Als läge eine geheiligte Ordnung über dem Schauplatz wurde mein Großvater in diese Verhältnisse hinein geboren, etwa gestern vor kaum mehr als hundert Jahren. Er war eine späte Nachgeburt, der Letztgeborene von reichlich vielen Kindern, von denen die meisten Älteren längst das Weite gesucht hatten, vereinzelt auch unter der Erde. Als jüngstem Kind blühte ihm wenig aussichtsreiches, zumal der älteste Sohn alles erben würde, stets alles und stets ein Sohn, selbst wenn die Familie nur Töchter hatte. Das war so und wurde schon immer so gemacht, weil doch die Töchter im gebärfähigem Alter das Elternhaus sowieso verlassen würden, um den ältesten Sohn einer anderen Familie zu heiraten. Und außerdem, wenn alle Kinder gleichberechtigt erben würden, etwa Haus und Hof, müsste dies von Generation zu Generation in immer kleinere Stückchen geteilt werden, bis am Tag des jüngsten Gerichts alle nur noch knapp Platz für die Füße hätten. Folgerichtig sollte die unerschöpfliche Kinderschar eben einfach hart arbeiten, sich die Kindheit redlich verdienen, könnte sie dann anschließend sich artig ihr Glück schmieden gehen. So lautete die gottgefällig ökonomisch höchst duchdachte Überlieferung im Umgang mit dem überschüssigen Humanmaterial, mochten sich auch viele gewünscht haben, dass wenigstens das Keuschheitsgebot bei ihrer eigenen ungewollten Geburt gefruchtet hätte.

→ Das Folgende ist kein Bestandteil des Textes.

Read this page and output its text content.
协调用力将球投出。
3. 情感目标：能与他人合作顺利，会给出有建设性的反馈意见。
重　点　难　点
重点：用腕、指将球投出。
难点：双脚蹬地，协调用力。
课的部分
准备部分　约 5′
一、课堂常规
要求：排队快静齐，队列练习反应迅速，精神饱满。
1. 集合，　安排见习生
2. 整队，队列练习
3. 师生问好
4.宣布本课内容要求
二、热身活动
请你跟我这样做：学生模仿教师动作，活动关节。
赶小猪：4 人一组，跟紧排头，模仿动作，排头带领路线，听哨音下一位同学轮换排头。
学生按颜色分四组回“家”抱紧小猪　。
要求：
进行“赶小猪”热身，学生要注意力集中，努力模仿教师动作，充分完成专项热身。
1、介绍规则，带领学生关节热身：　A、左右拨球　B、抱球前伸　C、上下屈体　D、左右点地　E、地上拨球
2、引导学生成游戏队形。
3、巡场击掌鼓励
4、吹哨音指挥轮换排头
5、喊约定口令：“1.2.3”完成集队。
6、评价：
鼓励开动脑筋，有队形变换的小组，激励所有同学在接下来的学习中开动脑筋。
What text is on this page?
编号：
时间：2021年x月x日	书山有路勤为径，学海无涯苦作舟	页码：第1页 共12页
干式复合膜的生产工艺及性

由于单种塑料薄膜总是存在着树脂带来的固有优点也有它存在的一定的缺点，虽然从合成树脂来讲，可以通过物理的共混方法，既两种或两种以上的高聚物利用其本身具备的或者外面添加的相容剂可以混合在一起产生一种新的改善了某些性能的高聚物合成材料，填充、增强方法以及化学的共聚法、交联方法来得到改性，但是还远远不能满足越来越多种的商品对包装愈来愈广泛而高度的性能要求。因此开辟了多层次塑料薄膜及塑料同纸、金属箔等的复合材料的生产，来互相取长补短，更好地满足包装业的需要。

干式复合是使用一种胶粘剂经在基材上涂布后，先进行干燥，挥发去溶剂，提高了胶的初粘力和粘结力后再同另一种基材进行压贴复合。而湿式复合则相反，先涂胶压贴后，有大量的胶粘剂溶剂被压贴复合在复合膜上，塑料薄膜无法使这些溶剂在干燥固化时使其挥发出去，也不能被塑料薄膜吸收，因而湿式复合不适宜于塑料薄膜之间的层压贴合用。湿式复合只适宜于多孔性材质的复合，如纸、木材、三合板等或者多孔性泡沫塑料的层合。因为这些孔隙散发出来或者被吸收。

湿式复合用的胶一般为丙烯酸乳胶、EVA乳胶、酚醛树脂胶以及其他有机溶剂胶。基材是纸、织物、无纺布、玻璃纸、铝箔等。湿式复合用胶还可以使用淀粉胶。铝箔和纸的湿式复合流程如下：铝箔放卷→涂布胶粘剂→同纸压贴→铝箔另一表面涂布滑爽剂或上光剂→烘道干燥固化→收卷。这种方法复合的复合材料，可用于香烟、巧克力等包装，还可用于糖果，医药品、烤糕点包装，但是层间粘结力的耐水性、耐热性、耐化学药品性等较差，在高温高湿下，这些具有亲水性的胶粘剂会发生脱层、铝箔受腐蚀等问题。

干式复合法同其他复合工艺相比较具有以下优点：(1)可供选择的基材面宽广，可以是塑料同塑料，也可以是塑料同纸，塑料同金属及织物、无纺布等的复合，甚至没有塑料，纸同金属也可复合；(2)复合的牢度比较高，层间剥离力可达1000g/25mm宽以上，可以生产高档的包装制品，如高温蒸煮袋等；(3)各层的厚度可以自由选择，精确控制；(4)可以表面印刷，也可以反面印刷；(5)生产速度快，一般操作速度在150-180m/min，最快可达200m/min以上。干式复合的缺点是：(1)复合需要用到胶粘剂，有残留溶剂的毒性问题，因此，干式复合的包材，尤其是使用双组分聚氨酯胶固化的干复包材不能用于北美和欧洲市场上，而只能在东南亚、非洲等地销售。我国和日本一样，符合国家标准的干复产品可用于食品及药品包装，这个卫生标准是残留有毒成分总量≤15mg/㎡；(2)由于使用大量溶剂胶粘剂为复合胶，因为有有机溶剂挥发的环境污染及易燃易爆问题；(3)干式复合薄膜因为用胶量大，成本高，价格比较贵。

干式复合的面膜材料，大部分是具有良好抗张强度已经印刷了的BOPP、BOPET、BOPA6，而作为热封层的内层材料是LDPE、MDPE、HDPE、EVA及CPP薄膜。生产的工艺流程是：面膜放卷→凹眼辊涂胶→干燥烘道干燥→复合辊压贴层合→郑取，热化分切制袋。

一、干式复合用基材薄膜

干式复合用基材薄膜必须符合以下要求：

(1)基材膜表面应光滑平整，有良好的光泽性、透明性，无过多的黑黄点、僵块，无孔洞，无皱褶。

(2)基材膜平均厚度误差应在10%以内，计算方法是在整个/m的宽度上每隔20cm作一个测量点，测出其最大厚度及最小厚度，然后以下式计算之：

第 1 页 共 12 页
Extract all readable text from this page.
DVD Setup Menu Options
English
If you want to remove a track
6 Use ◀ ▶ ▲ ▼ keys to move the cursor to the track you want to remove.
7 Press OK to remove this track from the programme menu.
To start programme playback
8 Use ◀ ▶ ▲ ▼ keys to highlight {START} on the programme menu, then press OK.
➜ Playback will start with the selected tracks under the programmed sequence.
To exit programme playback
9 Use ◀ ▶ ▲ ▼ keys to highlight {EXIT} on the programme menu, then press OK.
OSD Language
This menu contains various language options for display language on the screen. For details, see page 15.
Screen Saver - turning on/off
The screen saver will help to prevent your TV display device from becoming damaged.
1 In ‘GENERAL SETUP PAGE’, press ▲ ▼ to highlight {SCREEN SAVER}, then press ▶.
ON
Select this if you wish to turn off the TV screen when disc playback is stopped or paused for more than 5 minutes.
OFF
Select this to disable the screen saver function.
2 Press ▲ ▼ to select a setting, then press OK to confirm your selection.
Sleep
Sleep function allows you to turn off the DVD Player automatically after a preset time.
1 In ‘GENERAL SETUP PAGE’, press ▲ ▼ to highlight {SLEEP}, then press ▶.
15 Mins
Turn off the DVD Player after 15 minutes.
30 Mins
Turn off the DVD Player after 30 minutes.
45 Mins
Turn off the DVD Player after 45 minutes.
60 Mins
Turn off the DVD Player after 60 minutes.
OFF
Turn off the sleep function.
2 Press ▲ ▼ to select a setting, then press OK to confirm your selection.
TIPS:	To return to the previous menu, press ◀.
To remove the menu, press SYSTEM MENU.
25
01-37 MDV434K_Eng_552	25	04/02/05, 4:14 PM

Als mein Großvater seinen ersten Seufzer tat, waren das seine Aussichten, dennoch sollte er gänzlich unerwartet eine unbeschwerte Kindheit erleben, so ganz ohne Gummibärchen und Satellitenanschluß. Seine Eltern waren alt und nach etlichen Kindern wurden sie von einer gewissen Ermüdung geplagt, da hatten sie keine Lust mehr, jetzt noch so einen Spross zu striezen. Und so kümmerten sie sich einfach nicht um ihn, sie ließen ihn in Ruhe und er konnte seine kindliche Arbeitskraft leichtfertig verschwenden, in dem er auf Bäume kletterte oder wie ein Wilder über Wiesen und durch Wälder raste. Diese Art der Aufzucht war ungefähr so bahnbrechend, wie gutes Essen an die Schweine zu verfüttern oder Kinder im Vorschulalter nicht Chinesisch lernen zu lassen. Doch die Eltern meines Großvaters konnten es sich leisten, den ungewollten Nachzügler nicht zu züchtigen, schließlich waren sie dank all seiner Geschwister längst mehr oder weniger versorgt. Insofern genoss mein Großvater keine Bevorzugung, erst recht nicht, weil er so ein süßes Kindchen gewesen wäre, war er mit seiner krumm wuchtigen Nase und seiner Stöpseligkeit obendrein nicht einmal niedlich. Ihm wurde durch reine Nachlässigkeit eine unbekümmerte Kindheit geschenkt und er wuchs in der Phantasie auf, die ganze Welt meine es gut mit ihm.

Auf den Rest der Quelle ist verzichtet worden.